First, I love the word "slew."  You so rarely get to use it in a sentence.  Second, this makes an excellent point, though I'm not going to discuss it in detail until I see the final version in POQ, in case there are some changes.  That said, I offer the following from the discussion section of the pdf above that discusses what the author found:
The first is that scholars may have overlooked evidence that the public as a whole is generally more competent than believed by not including citizens' local political knowledge in their work. The second is that, even if the public as a whole is not more competent, evidence of specialization by citizens across contexts may indicate that certain groups of citizens are more (or less) competent than previously thought.
The argument here is simple: we need to reconsider our assumptions on who tends to be competent and who tends not to be competent based on previous studies that rely largely on national data.  "Different citizens are knowledgeable about different matters based on relevance, accessibility, and aptitude," writes Lee Shaker.  After statistically controlling for a number of factors, "neither black respondents nor women knew less about local politics than their white, male counterparts - though they were less knowledgeable about national politics."  That's a significant, and fascinating, finding.  Plus, the advantages of education, so prominent in traditional national surveys, appear less important when examining local knowledge.

While a single study won't overturn everything we thought about the predictors of political knowledge, this one does raise some substantial questions and, best of all, challenges some assumptions.

Wednesday, October 12, 2011

Does What People Know Matter?

Scholars have long argued that political knowledge matters.  The more folks know, the more likely they are to participate in politics, to vote, and to make ideologically consistent choices.  In other words, the more people know, the better they participate in a democracy.

Here's a study that looks at the question in a slightly different way.  Unfortunately I don't have access to the complete study, at least not online, so we're forced to operate from the abstract.  From what I read there is probably some sophisticated modeling going on, so maybe it's good I can't read the entire piece.  Still, read the following:
Simulations of hypothetical electorates under different assumptions about the distribution of political knowledge show that while some citizens would change their votes if more knowledgeable, the primary effects of increasing voter knowledge is to raise turnout levels and to solidify preexisting vote tendencies.

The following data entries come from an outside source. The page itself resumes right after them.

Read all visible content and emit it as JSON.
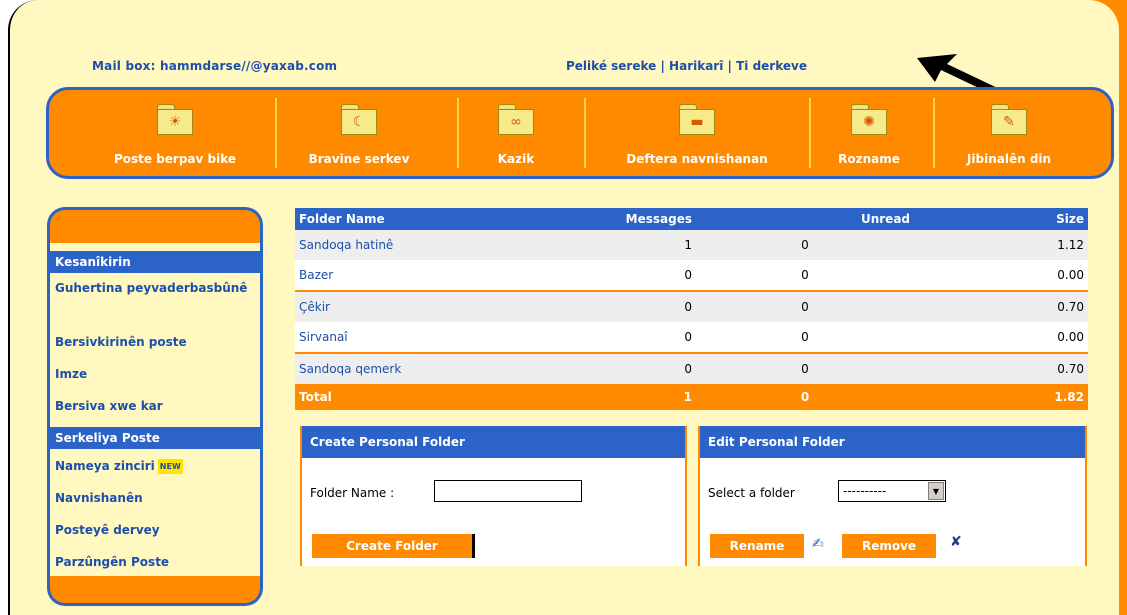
{
  "header": {
    "mailbox_label": "Mail box: hammdarse//@yaxab.com",
    "links": [
      {
        "label": "Peliké sereke"
      },
      {
        "label": "Harikarî"
      },
      {
        "label": "Ti derkeve"
      }
    ],
    "link_separator": "|"
  },
  "nav": {
    "items": [
      {
        "label": "Poste berpav bike",
        "icon": "sun-folder-icon",
        "glyph": "☀"
      },
      {
        "label": "Bravine serkev",
        "icon": "moon-folder-icon",
        "glyph": "☾"
      },
      {
        "label": "Kazik",
        "icon": "pattern-folder-icon",
        "glyph": "∞"
      },
      {
        "label": "Deftera navnishanan",
        "icon": "book-folder-icon",
        "glyph": "▬"
      },
      {
        "label": "Rozname",
        "icon": "calendar-folder-icon",
        "glyph": "✺"
      },
      {
        "label": "Jibinalên din",
        "icon": "wrench-folder-icon",
        "glyph": "✎"
      }
    ]
  },
  "sidebar": {
    "items": [
      {
        "label": "Kesanîkirin"
      },
      {
        "label": "Guhertina peyvaderbasbûnê"
      },
      {
        "label": "Bersivkirinên poste"
      },
      {
        "label": "Imze"
      },
      {
        "label": "Bersiva xwe kar"
      },
      {
        "label": "Serkeliya Poste"
      },
      {
        "label": "Nameya zinciri",
        "badge": "NEW"
      },
      {
        "label": "Navnishanên"
      },
      {
        "label": "Posteyê dervey"
      },
      {
        "label": "Parzûngên Poste"
      }
    ],
    "active_index": 5
  },
  "folders_table": {
    "columns": [
      "Folder Name",
      "Messages",
      "Unread",
      "Size"
    ],
    "rows": [
      {
        "name": "Sandoqa hatinê",
        "messages": "1",
        "unread": "0",
        "size": "1.12"
      },
      {
        "name": "Bazer",
        "messages": "0",
        "unread": "0",
        "size": "0.00"
      },
      {
        "name": "Çêkir",
        "messages": "0",
        "unread": "0",
        "size": "0.70"
      },
      {
        "name": "Sirvanaî",
        "messages": "0",
        "unread": "0",
        "size": "0.00"
      },
      {
        "name": "Sandoqa qemerk",
        "messages": "0",
        "unread": "0",
        "size": "0.70"
      }
    ],
    "total": {
      "label": "Total",
      "messages": "1",
      "unread": "0",
      "size": "1.82"
    }
  },
  "create_panel": {
    "title": "Create Personal Folder",
    "field_label": "Folder Name :",
    "field_value": "",
    "button_label": "Create Folder"
  },
  "edit_panel": {
    "title": "Edit Personal Folder",
    "select_label": "Select a folder",
    "select_value": "----------",
    "rename_button_label": "Rename",
    "remove_button_label": "Remove"
  },
  "colors": {
    "orange": "#ff8a00",
    "blue": "#2c63c8",
    "link_blue": "#1d4fa8",
    "cream": "#fff8c0"
  }
}
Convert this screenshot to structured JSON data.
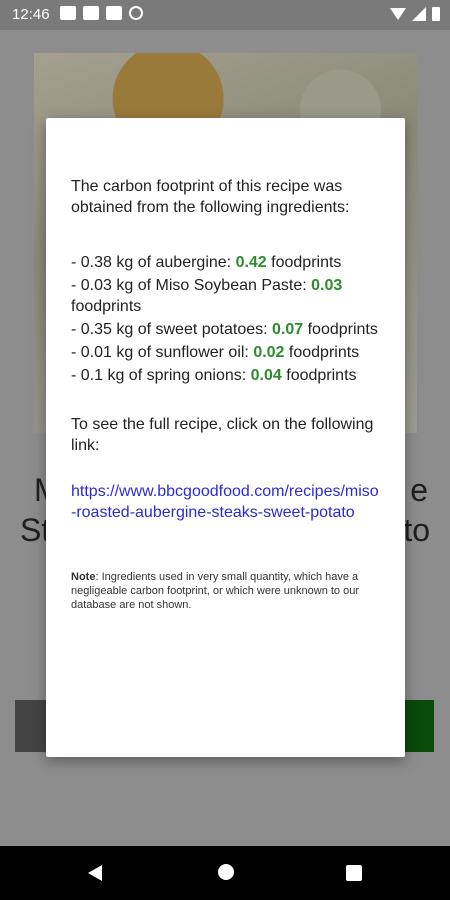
{
  "status_bar": {
    "time": "12:46",
    "left_icons": [
      "gmail-icon",
      "gmail-icon",
      "sim-card-icon",
      "blocked-icon"
    ],
    "right_icons": [
      "wifi-icon",
      "signal-icon",
      "battery-icon"
    ]
  },
  "background": {
    "recipe_title_partial": "M          e\nSt           to"
  },
  "dialog": {
    "intro": "The carbon footprint of this recipe was obtained from the following ingredients:",
    "ingredients": [
      {
        "text": "- 0.38 kg of aubergine: ",
        "value": "0.42",
        "unit": " foodprints"
      },
      {
        "text": "- 0.03 kg of Miso Soybean Paste: ",
        "value": "0.03",
        "unit": " foodprints"
      },
      {
        "text": "- 0.35 kg of sweet potatoes: ",
        "value": "0.07",
        "unit": " foodprints"
      },
      {
        "text": "- 0.01 kg of sunflower oil: ",
        "value": "0.02",
        "unit": " foodprints"
      },
      {
        "text": "- 0.1 kg of spring onions: ",
        "value": "0.04",
        "unit": " foodprints"
      }
    ],
    "see_full": "To see the full recipe, click on the following link:",
    "link": "https://www.bbcgoodfood.com/recipes/miso-roasted-aubergine-steaks-sweet-potato",
    "note_label": "Note",
    "note_text": ": Ingredients used in very small quantity, which have a negligeable carbon footprint, or which were unknown to our database are not shown."
  },
  "colors": {
    "value_green": "#2e8b2e",
    "link_blue": "#2b2bcf"
  }
}
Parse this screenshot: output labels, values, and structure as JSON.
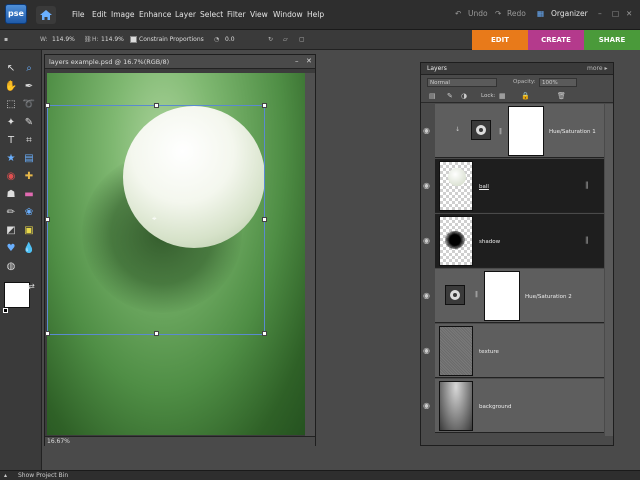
{
  "app": {
    "logo": "pse"
  },
  "menu": [
    "File",
    "Edit",
    "Image",
    "Enhance",
    "Layer",
    "Select",
    "Filter",
    "View",
    "Window",
    "Help"
  ],
  "top_right": {
    "undo": "Undo",
    "redo": "Redo",
    "organizer": "Organizer"
  },
  "options": {
    "w_label": "W:",
    "w_value": "114.9%",
    "h_label": "H:",
    "h_value": "114.9%",
    "constrain": "Constrain Proportions",
    "angle_value": "0.0"
  },
  "modes": [
    {
      "label": "EDIT",
      "color": "#e87a1a"
    },
    {
      "label": "CREATE",
      "color": "#b43a8c"
    },
    {
      "label": "SHARE",
      "color": "#4a9a3a"
    }
  ],
  "document": {
    "title": "layers example.psd @ 16.7%(RGB/8)",
    "zoom": "16.67%"
  },
  "layers_panel": {
    "tab": "Layers",
    "more": "more ▸",
    "blend_mode": "Normal",
    "opacity_label": "Opacity:",
    "opacity_value": "100%",
    "lock_label": "Lock:",
    "layers": [
      {
        "name": "Hue/Saturation 1",
        "kind": "adjustment",
        "selected": false
      },
      {
        "name": "ball",
        "kind": "pixel",
        "selected": true
      },
      {
        "name": "shadow",
        "kind": "pixel",
        "selected": true
      },
      {
        "name": "Hue/Saturation 2",
        "kind": "adjustment",
        "selected": false
      },
      {
        "name": "texture",
        "kind": "pixel",
        "selected": false
      },
      {
        "name": "background",
        "kind": "pixel",
        "selected": false
      }
    ]
  },
  "project_bin": "Show Project Bin"
}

The few vote changes that result from increased political knowledge largely average out in aggregation. 
In other words, the models suggest a more informed electorate wouldn't change how people vote but it would change how often they vote.  That's good news -- if we could wave a magic wand and make people more knowledgeable.  Too bad a sizable chunk of the electorate has tuned out of the news.  We'd need that magic wand to improve the electorate.  That, and perhaps better quality news.

And then there's this:
Increased turnout resulting from a more informed electorate, however, favors Democratic candidates in two of the four studied elections. 
On the surface this seems at odds with the quote above.  Not necessarily so, depending on how they modeled the data.  It just suggests that a hunk of the electorate that doesn't vote but would be motivated to do so if suddenly more knowledgeable would tend to vote Democratic.  This makes sense to anyone who has spent time deeply analyzing election data or just time spent as a journalist covering elections.

So Democrats, especially, would love to lay their hands on that magic wand.